Now, we have already had one go at vampires this year with The Lost Boys (1987), a film that helped point the direction for where Vampire films were going to go. That is, lots of brooding and teen angst. Monster Squad takes a different run at it by jumping straight into the Universal Monsters lake.
The Universal Monster films are all from a sequence of releases from the 30s and 40s. They are immensely important works because each one essentially defined a Monster in popular culture pretty much to this day. Why does Frankenstein’s Monster have a flat head and bolts in his neck? Because of Frankenstein (1933). Where do most of the rules about killing Werewolves come from? That’ll be The Wolfman (1938). And why does Dracula have a cape and widows peak hair? Because of how Bela Lugosi played him in Dracula (1931).
Those images seared themselves into popular culture in a way only a few things do, which is how we end up with The Monster Squad using these archetypes.
The film essentially picks them up out of the old films and drops them into (then) modern day America. The film’s plot revolves around an amulet that, one day every so many years, can be destroyed. This amulet can also be used to banish evil from the world which is why Dracula would quite like to destroy it and the good guys want it safe. After Van Helsing fails to banish Dracula the last time this opportunity came along, Dracula lays low till he has another chance to destroy it.
Once he gets to America he gets his pals together; the Creature From The Black Lagoon, Frankenstein’s monster and a brand new Wolfman. All of these take their look from the original films but are given a new sheen thanks to makeup effects maestro Rick Baker.

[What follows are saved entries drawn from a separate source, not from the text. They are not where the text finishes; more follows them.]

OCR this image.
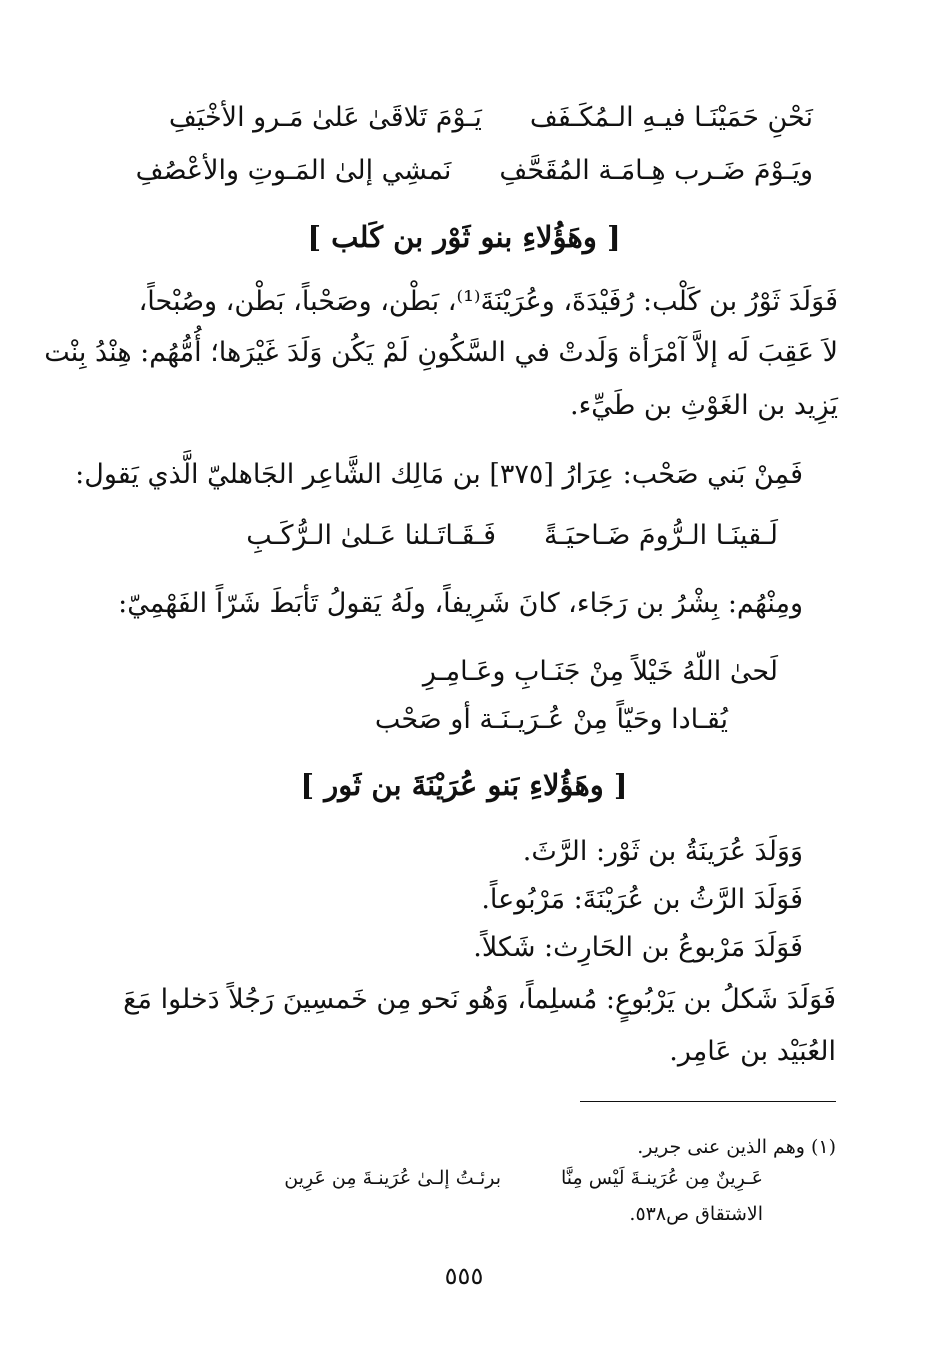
نَحْنِ حَمَيْنَـا فيـهِ الـمُكَـفَف
يَـوْمَ تَلاقَىٰ عَلىٰ مَـرو الأخْيَفِ
ويَـوْمَ ضَـرب هِـامَـة المُقَحَّفِ
نَمشِي إلىٰ المَـوتِ والأعْصُفِ
[ وهَؤُلاءِ بنو ثَوْر بن كَلب ]
فَوَلَدَ ثَوْرُ بن كَلْب: رُفَيْدَةَ، وعُرَيْنَةَ⁽¹⁾، بَطْن، وصَحْباً، بَطْن، وصُبْحاً،
لاَ عَقِبَ لَه إلاَّ آمْرَأة وَلَدتْ في السَّكُونِ لَمْ يَكُن وَلَدَ غَيْرَها؛ أُمُّهُم: هِنْدُ بِنْت
يَزِيد بن الغَوْثِ بن طَيِّء.
فَمِنْ بَني صَحْب: عِرَارُ [٣٧٥] بن مَالِك الشَّاعِر الجَاهليّ الَّذي يَقول:
لَـقينَـا الـرُّومَ ضَـاحيَـةً
فَـقَـاتَـلنا عَـلىٰ الـرُّكَـبِ
ومِنْهُم: بِشْرُ بن رَجَاء، كانَ شَرِيفاً، ولَهُ يَقولُ تَأبَطَ شَرّاً الفَهْمِيّ:
لَحىٰ اللّهُ خَيْلاً مِنْ جَنَـابِ وعَـامِـرِ
يُقـادا وحَيّاً مِنْ عُـرَيـنَـة أو صَحْب
[ وهَؤُلاءِ بَنو عُرَيْنَةَ بن ثَور ]
وَوَلَدَ عُرَينَةُ بن ثَوْر: الرَّثَ.
فَوَلَدَ الرَّثُ بن عُرَيْنَةَ: مَرْبُوعاً.
فَوَلَدَ مَرْبوعُ بن الحَارِث: شَكلاً.
فَوَلَدَ شَكلُ بن يَرْبُوعٍ: مُسلِماً، وَهُو نَحو مِن خَمسِينَ رَجُلاً دَخلوا مَعَ
العُبَيْد بن عَامِر.
(١) وهم الذين عنى جرير.
عَـرِينٌ مِن عُرَينـةَ لَيْس مِنَّا
برئـتُ إلـىٰ عُرَينـةَ مِن عَرِين
الاشتقاق ص٥٣٨.
٥٥٥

The only people standing in the way of The Monster are the eponymous Monster Squad, essentially a bunch of kids. In true Spielbergian fashion, none of the adults believe their story so it’s up to them to sort things out themselves. This is where things start to get a bit post modern: like in The Lost Boys all of the Squad’s knowledge comes from comics and movies. Because how else do you find out how to kill a Vampire?
This is where you get the real Shawn Black-ness of the film with the banter between the various characters. Each one falls into a typical stereotypes of the times (the older bad boy, the fat kid, the nerd etc) but each is given about to them so that they can stand out a bit.
This is also where we hit a bit of a problem with the film with its tone. It’s a horror comedy action mashup but manages to fall between all of these stools. Rather than supporting each other, each tonal aspect of the films tends to undercut the other. So a good scare will have its knees chopped off by a joke and the action has to stop to work in some horror. It’s not bad, it’s just not quite the full sum of its parts. You could compare it to Shaun of The Dead (2005) to see what happens when this works. In that film, the horror makes the jokes funnier which helps with the romance side.
Fred Dekker, as co-writer and director, shouldn’t be chastised for this because what is there is really good. The characters are great, it’s funny and scary enough for you to have a good time. But you can feel that it somehow could have been more.
This maybe explains why it didn’t hit with audiences straight away, instead taking the VHS rental market to make it a cult hit. Yes, the studio did a bad job of marketing it, which they always tend to do with this cross-genre films, but that doesn’t always stop a film from making it big.
The main thing is that film stands as a great piece of work. It works as a companion to the old Universal films (maybe the longest gap between shared universe films?) and doesn’t tarnish the legacy of them at all.
The Monster Squad isn’t the best work of anyone involved but it still remains a great film.